Inspired by true events – Judas and the Black Messiah – is all set to release in India next month on March 5
Inspired by true events the Warner Bros. film Judas and The Black Messiah is directed by Shaka King, marking his studio feature film directorial debut. The film stars Oscar-nominee Daniel Kaluuya (Get Out, Widows, Black Panther) as Fred Hampton and LaKeith Stanfield (Atlanta, The Girl in the Spider’s Web) as William O’Neal. The film also stars Jesse Plemons (Vice, Game Night, The Post), Dominique Fishback (The Hate U Give, The Deuce), Ashton Sanders (The Equalizer 2, Moonlight) and Martin Sheen (The Departed, TV’s The West Wing, TV’s Grace & Frankie). After receiving incredible reviews internationally, the film is all set to release in India next month on March 5.
The film recently got nominated with two Golden Globes Awards Nominations for Best Supporting Actor (Motion Picture) Daniel Kaluuya and Best Song (Motion Picture) ‘Fight For You‘.
Talking about the film, director Shaka King says, “I think, for a lot of Black men, Fred Hampton is a real hero because of just how undaunted, unafraid and unstoppable he was, yet people always seem centered on the tragic way he died, not at all focused on the heroic way he lived. I wanted to change that.”

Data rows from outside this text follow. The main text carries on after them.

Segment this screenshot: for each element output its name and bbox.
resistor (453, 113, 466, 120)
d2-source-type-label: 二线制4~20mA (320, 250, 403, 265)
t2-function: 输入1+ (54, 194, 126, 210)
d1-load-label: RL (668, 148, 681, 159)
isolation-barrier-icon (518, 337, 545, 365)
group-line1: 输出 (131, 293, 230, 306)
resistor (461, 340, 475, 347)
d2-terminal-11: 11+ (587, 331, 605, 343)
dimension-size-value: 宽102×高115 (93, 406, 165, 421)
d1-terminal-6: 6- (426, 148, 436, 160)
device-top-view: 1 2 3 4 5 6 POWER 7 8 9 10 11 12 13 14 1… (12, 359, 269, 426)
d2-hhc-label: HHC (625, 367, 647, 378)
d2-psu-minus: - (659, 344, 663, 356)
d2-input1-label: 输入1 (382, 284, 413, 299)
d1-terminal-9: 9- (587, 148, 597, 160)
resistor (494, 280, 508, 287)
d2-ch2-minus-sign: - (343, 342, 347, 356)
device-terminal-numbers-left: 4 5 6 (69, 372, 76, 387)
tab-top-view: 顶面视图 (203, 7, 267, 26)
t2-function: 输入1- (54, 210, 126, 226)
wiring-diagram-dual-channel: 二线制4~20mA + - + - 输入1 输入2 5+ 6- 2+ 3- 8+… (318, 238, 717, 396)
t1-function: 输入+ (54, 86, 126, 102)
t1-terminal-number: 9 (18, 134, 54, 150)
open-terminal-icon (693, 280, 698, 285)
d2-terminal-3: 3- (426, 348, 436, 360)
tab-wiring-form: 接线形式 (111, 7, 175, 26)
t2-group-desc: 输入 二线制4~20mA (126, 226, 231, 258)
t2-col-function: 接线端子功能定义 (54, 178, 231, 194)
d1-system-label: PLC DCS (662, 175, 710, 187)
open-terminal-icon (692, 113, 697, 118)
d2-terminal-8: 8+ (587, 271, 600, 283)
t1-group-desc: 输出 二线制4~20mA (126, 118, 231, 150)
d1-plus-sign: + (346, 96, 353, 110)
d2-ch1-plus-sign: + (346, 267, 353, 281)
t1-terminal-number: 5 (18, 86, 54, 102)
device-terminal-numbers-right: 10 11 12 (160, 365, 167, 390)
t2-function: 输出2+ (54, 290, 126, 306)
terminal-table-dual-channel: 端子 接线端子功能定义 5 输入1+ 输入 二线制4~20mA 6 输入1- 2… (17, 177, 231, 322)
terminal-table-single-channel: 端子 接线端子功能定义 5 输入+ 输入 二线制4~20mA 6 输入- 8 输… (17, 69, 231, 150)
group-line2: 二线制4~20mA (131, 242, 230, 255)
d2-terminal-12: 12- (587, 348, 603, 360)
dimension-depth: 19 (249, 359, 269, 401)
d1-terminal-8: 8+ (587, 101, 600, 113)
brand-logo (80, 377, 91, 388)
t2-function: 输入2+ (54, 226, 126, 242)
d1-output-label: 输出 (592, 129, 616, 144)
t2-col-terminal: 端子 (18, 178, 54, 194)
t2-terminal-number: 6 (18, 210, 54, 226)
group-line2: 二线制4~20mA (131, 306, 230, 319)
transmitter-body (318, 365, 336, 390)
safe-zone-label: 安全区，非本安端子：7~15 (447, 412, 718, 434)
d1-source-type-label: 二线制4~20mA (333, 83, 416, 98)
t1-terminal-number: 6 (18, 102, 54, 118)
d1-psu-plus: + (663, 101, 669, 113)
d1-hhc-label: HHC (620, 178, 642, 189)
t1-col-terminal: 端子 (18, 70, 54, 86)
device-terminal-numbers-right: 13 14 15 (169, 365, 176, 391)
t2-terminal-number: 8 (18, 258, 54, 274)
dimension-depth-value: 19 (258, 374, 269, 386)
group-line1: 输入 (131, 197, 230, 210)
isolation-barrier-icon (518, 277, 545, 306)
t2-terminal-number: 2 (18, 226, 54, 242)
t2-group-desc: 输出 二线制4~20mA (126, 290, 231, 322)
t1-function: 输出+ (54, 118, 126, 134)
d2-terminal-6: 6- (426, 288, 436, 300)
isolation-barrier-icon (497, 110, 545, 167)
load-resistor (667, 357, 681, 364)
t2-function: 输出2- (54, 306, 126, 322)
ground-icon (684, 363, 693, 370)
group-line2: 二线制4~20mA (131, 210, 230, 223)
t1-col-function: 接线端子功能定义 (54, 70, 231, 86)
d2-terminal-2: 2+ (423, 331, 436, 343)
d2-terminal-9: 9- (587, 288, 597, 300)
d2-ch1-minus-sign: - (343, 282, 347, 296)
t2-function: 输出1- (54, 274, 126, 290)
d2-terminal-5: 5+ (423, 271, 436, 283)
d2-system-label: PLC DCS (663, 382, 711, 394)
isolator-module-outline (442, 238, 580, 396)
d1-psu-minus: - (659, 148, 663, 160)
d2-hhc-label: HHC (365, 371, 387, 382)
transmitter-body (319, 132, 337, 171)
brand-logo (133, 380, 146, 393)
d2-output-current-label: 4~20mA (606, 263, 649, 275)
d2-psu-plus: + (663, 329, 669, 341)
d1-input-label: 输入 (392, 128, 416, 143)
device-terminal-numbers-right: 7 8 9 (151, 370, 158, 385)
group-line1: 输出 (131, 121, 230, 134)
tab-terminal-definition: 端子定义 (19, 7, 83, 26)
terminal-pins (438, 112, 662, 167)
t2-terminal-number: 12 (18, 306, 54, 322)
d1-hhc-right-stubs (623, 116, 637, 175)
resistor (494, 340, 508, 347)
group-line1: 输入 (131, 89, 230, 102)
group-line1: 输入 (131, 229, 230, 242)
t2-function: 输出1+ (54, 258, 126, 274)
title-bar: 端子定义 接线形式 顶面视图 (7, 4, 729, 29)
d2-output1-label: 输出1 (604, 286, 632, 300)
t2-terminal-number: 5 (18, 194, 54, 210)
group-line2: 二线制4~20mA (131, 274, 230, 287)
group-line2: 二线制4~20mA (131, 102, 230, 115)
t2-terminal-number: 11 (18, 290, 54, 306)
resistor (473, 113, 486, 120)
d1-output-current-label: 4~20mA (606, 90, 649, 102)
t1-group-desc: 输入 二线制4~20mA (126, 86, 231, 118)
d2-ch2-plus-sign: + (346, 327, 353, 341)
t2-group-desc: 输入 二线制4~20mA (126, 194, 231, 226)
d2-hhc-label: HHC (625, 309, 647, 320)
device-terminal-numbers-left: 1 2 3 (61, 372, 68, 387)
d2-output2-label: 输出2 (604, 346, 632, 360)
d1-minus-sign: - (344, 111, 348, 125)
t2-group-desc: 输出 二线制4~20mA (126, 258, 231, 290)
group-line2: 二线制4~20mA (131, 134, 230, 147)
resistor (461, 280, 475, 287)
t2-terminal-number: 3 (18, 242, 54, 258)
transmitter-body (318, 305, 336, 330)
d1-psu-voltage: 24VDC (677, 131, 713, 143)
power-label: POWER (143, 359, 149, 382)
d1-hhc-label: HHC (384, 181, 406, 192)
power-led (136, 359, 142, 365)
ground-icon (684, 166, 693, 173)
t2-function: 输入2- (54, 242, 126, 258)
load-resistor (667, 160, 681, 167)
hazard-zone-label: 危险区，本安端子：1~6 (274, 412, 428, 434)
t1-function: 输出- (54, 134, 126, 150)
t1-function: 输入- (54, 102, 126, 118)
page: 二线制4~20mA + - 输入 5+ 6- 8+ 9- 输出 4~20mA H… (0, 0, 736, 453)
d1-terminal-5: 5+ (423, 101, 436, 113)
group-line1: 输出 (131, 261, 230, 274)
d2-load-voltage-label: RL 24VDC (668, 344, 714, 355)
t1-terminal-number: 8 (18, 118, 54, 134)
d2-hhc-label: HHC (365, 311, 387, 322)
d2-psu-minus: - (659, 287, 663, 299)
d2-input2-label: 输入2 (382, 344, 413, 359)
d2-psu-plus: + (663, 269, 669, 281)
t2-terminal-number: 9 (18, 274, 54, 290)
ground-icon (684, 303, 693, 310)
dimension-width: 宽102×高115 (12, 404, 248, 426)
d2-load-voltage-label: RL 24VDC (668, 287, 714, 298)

The project originated with King and his writing partner, Will Berson, who co-wrote the screenplay, and Kenny Lucas and Keith Lucas, who co-wrote the story with Berson and King. King, who has a long relationship with filmmaker Ryan Coogler (Black Panther, Creed, Fruitvale Station) pitched the film to Coogler and Charles D King (Just Mercy, Fences), who are producing the film with Shaka King.
The film is based in the late 1960s which was one of the most tumultuous and pivotal periods in American history. A nation rife with political and social unrest was besieged by explosive demonstrations against the prevailing social and gender norms, the Vietnam war and racial injustice. Black communities across the country, tired of facing racial disparities in health care, housing, education and employment—all outgrowths of systemic inequality—had finally had enough.